At 11 a.m. Wednesday, the two establishments will reopen for delivery and takeout, allowing a small number of staff to pick up shifts each day.

“We’re going to do all the deliveries ourselves. It’s all going to go to the staff,” he said.

He hopes any attention he receives for completing the fast will lead to a rush in business or contributions to a virtual tip jars established for the staff.

Here is the Kaiser Tiger fundraiser. Here is the Paddy Long’s Fundraiser

“Another reason we are reopening is we’re offering a free meal every day for all of our employees, you know, so I can at least feed them during this because I can’t do anything else,” he said.

Berger had little doubt he’d complete the fast a few weeks ago, but as the world around him devolved into chaos, his first instinct was to overindulge or stress eat some chips and salsa. But, ultimately, the thought of quitting just brought on more anxiety.

“I almost threw in the towel last week because I was just overwhelmed with stress,” he said. But “the thought of not finishing it when I knew I could was just, it made me depressed and I’m already depressed enough right now.”

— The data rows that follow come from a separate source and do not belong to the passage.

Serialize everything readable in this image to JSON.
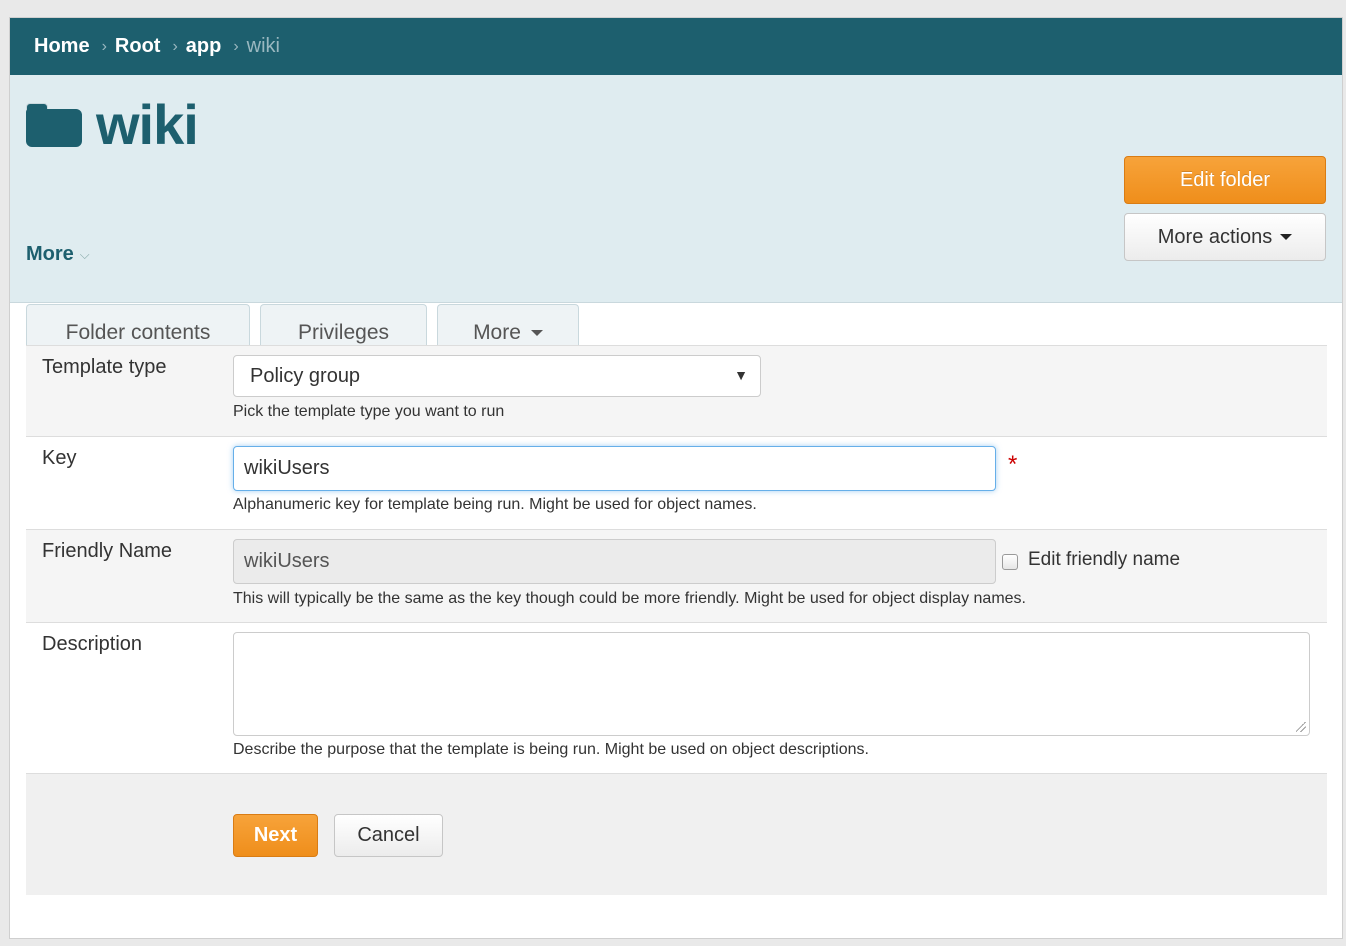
{
  "breadcrumb": {
    "items": [
      "Home",
      "Root",
      "app"
    ],
    "current": "wiki",
    "separator": ">"
  },
  "header": {
    "icon": "folder-icon",
    "title": "wiki",
    "more_label": "More",
    "edit_folder_label": "Edit folder",
    "more_actions_label": "More actions"
  },
  "tabs": [
    {
      "label": "Folder contents"
    },
    {
      "label": "Privileges"
    },
    {
      "label": "More"
    }
  ],
  "form": {
    "template_type": {
      "label": "Template type",
      "selected": "Policy group",
      "help": "Pick the template type you want to run"
    },
    "key": {
      "label": "Key",
      "value": "wikiUsers",
      "required_marker": "*",
      "help": "Alphanumeric key for template being run. Might be used for object names."
    },
    "friendly_name": {
      "label": "Friendly Name",
      "value": "wikiUsers",
      "checkbox_label": "Edit friendly name",
      "checked": false,
      "help": "This will typically be the same as the key though could be more friendly. Might be used for object display names."
    },
    "description": {
      "label": "Description",
      "value": "",
      "help": "Describe the purpose that the template is being run. Might be used on object descriptions."
    }
  },
  "actions": {
    "next_label": "Next",
    "cancel_label": "Cancel"
  },
  "colors": {
    "brand": "#1d5f6e",
    "accent": "#ef8e1b",
    "header_band": "#dfecf0"
  }
}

He credited his wife for encouraging him to complete the 40 days, but their plans for a trip to Belgium with their three sons — 17, 14 and 10 — were canceled and they’re all at home adjusting to life in isolation.

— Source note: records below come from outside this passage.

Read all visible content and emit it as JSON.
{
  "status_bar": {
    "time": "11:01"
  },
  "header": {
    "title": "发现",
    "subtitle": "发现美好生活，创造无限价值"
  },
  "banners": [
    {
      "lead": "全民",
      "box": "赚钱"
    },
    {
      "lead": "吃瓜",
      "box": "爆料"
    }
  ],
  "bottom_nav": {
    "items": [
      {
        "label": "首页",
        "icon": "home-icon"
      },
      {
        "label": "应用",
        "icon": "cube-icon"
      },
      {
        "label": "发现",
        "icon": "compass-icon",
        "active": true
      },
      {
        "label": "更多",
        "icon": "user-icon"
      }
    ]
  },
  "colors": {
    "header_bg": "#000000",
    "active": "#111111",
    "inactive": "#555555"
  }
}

“I’ve never felt closer to my wife,” he said. And their kids have been “pretty magnificent through this whole thing.” He’s even bonding with his youngest while avoiding temptation.

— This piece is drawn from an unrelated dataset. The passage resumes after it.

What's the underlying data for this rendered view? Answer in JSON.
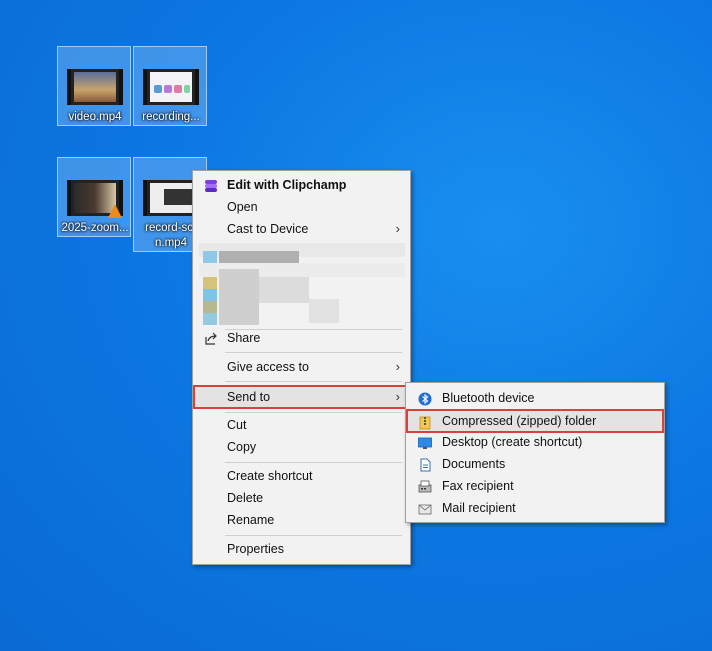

“The 10-year-old’s really into cooking, so I’ve been teaching him how to cook for himself,” he said. “There’s certainly temptation there when you’re cooking a nice-looking meal, but I got over the whole temptation thing early on.” 

His primary care doctor finally learned of the fast a few weeks ago, and although she still doesn’t approve of drinking four to five beers a day, she told him he’s not in any immediate danger of dying.

However, she was able to convince him to slowly introduce solid foods back into his diet. Berger previously told Block Club he planned to eat solid food immediately.

“Like on Day One will I eat something solid? F— yeah, for sure,” he said on Feb. 29.

Now, he’ll have some garlic soup.

“It’s an old Czech hangover cure, and I certainly could use a hangover cure,” he said. “It’s a very simple garlic base soup with potatoes in it that are super soft and you sprinkle a little cheese and some croutons in there.”

In addition to the weight loss, Berger said he’s stopped snoring, has lower cholesterol and is reaching further and further into his closet to retrieve shirts he’d set aside years ago as too snug. However, he hasn’t become a beer-only fast evangelist.

“I’m not promoting this as a healthy diet or a healthy way to lose weight. It is simply a mental challenge. If you choose to take it on, the consequences are on you. I’m taking zero responsibility,” he said with a laugh.

Now, Berger is focused on the challenge of saving his businesses. He’s “100 percent” confident Kaiser Tiger and Paddy Long’s will fully reopen after the coronavirus pandemic subsides, but he’s had a few sleepless nights wondering when that will happen.

“I mean, they’re not gonna open us before the schools,” he said. “And it’s not gonna be a rush of people coming back because people are freaked out.”

Berger criticized Pritzker’s measure to defer a host of taxes for small businesses as a “political sham.” Only businesses that paid less than $75,000 in taxes qualify.

“In Chicago, if you’re doing that small of numbers, you’re probably not open,” he said. “Insurance is not covering a dime of this. The government’s not covering a dime of this, we’re completely on our own. … [My business partner] and I will be pouring in our own money to ensure this happens so that we survive this.”

Hopefully the lenten fast has proven, at least to himself, what he can accomplish.

“It’s a triumph amongst many defeats here, you know. It’s something positive that I’ve accomplished, when so much of my life has disappeared,” he said.

Both Paddy Long’s and Kaiser Tiger will be open for carryout and delivery 11 a.m.-7 p.m. Wednesday-Sunday until they are able to re-open full time.

Customers can visit the websites to order. Both have established GoFundMe campaigns to tip staff who are unable to work at the moment.